When did you first start writing?
With help from both of my parents, as well as one of my sisters, I started a neighborhood newspaper in 1967, when I was 9 years old. The Neighborhood Weekly, as we called it, served homeowners in our section of Chevy Chase, Maryland, which is an upscale bedroom community right outside Washington, D.C. I served as co-editor with my sister, as well as writer/reporter. I'm proud to say that one of my fellow kid reporters was Michael Kranish, who went on to cover the White House for the Boston Globe and is now (as of 2020) an investigative reporter for the Washington Post. I'm also proud to say that one of our adult neighbors was Norman Grossblatt, who at the time edited a medical journal and went on to help found the Board of Editors in the Life Sciences. (Small world: I earned BELS certification in 2008.)
In the February/March 1967 issue of The Neighborhood Weekly, Michael filed a compelling report of his Cub Scout pack's field trip to Fort McHenry in Baltimore. In that same issue, I wrote articles about traffic safety, George Washington's birthday, and coin collecting. As my contribution to the Poetry Department, I stole a short poem by Ogden Nash, without attribution.
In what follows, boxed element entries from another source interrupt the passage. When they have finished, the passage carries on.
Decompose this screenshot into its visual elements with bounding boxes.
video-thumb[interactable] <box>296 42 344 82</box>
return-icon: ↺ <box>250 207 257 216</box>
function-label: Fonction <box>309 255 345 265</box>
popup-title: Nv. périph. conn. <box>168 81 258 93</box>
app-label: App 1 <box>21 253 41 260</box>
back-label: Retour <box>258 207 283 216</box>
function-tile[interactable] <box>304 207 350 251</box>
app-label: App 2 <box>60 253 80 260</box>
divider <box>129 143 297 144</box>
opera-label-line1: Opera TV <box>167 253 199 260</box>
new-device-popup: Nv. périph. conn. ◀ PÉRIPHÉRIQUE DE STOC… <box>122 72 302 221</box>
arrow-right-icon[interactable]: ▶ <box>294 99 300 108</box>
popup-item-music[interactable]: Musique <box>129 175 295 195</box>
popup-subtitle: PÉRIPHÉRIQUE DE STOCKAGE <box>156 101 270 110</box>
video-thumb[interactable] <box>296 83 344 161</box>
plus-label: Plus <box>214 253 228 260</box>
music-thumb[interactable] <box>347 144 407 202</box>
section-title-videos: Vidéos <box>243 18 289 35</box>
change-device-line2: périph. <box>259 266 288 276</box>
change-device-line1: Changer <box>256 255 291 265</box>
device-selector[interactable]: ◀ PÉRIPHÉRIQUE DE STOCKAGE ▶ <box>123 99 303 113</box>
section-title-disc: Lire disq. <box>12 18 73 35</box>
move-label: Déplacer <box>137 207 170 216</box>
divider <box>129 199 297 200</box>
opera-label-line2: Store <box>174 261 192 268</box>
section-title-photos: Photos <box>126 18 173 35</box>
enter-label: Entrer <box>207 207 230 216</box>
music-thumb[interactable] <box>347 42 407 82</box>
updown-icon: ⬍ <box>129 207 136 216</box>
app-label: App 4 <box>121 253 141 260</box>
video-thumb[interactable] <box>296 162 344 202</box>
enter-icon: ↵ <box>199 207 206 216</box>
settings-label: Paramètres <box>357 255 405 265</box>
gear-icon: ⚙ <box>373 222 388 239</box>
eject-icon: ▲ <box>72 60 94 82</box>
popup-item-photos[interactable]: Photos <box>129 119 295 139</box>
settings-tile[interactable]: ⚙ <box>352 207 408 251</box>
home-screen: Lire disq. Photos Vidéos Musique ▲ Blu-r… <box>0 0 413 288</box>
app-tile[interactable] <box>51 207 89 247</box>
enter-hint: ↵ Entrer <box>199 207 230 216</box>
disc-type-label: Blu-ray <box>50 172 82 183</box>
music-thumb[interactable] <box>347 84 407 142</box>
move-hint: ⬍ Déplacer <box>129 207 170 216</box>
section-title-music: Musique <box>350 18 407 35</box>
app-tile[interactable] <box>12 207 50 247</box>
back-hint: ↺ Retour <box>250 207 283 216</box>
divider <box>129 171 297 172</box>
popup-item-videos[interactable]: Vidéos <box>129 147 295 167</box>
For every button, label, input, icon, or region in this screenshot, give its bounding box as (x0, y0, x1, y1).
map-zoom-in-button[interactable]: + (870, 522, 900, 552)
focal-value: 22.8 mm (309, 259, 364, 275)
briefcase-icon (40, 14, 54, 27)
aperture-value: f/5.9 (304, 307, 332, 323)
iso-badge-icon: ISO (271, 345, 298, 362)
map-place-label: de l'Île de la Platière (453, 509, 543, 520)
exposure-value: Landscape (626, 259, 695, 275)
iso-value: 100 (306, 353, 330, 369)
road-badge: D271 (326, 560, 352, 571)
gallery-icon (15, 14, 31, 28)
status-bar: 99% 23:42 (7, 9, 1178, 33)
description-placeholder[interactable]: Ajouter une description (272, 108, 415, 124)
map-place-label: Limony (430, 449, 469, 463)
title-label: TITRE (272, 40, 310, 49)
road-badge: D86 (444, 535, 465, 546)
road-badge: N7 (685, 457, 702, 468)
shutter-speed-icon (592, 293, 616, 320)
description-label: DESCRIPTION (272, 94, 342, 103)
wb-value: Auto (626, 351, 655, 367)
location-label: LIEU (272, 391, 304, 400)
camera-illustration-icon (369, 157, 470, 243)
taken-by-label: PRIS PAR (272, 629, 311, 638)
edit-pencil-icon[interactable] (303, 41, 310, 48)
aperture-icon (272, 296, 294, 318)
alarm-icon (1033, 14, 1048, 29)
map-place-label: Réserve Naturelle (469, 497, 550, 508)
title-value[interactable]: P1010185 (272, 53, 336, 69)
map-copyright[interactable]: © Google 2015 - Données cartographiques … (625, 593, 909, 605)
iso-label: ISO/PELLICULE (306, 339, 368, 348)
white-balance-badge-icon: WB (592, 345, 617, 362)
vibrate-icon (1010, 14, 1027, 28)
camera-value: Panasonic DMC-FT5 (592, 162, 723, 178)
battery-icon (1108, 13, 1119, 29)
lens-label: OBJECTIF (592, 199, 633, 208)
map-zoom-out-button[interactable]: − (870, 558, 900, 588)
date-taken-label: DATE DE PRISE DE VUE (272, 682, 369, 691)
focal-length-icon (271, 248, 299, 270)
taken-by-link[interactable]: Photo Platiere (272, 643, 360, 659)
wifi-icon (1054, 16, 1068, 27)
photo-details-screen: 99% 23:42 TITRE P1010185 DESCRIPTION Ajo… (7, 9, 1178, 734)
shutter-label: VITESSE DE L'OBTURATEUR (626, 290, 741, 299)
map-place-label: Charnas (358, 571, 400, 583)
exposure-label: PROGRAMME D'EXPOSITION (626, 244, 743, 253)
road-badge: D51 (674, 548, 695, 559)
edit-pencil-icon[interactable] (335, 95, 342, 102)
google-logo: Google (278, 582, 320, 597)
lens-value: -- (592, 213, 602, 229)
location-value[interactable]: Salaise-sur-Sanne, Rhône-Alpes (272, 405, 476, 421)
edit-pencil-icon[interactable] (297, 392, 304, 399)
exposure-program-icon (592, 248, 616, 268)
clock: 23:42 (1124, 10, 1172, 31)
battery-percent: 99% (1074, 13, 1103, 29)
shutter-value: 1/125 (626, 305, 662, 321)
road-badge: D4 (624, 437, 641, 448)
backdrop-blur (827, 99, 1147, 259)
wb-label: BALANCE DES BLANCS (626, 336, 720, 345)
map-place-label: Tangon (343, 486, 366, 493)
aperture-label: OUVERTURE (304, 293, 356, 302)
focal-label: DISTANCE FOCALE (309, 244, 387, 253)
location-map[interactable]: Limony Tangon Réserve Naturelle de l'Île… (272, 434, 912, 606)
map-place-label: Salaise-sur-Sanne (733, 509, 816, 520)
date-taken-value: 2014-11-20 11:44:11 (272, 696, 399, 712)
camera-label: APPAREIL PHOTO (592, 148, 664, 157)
I also authentically reported and wrote a series of thumbnail profiles of neighborhood families (including the Grossblatts), with a special emphasis on the children, their hobbies, and their potential as playmates for other kids in the neighborhood. Finally, I penned an absolutely riveting account of my last dental appointment.
When you're not writing, how do you spend your time?
In my spare time I enjoy climbing hills on my bicycle, spinning the wheel on my rowing machine, building stone retaining walls in my garden, touring wine regions with my wife of 33 years, visiting our grown children, spoiling our grandchildren, and mailing free books to help children of divorced parents across the United States and around the world.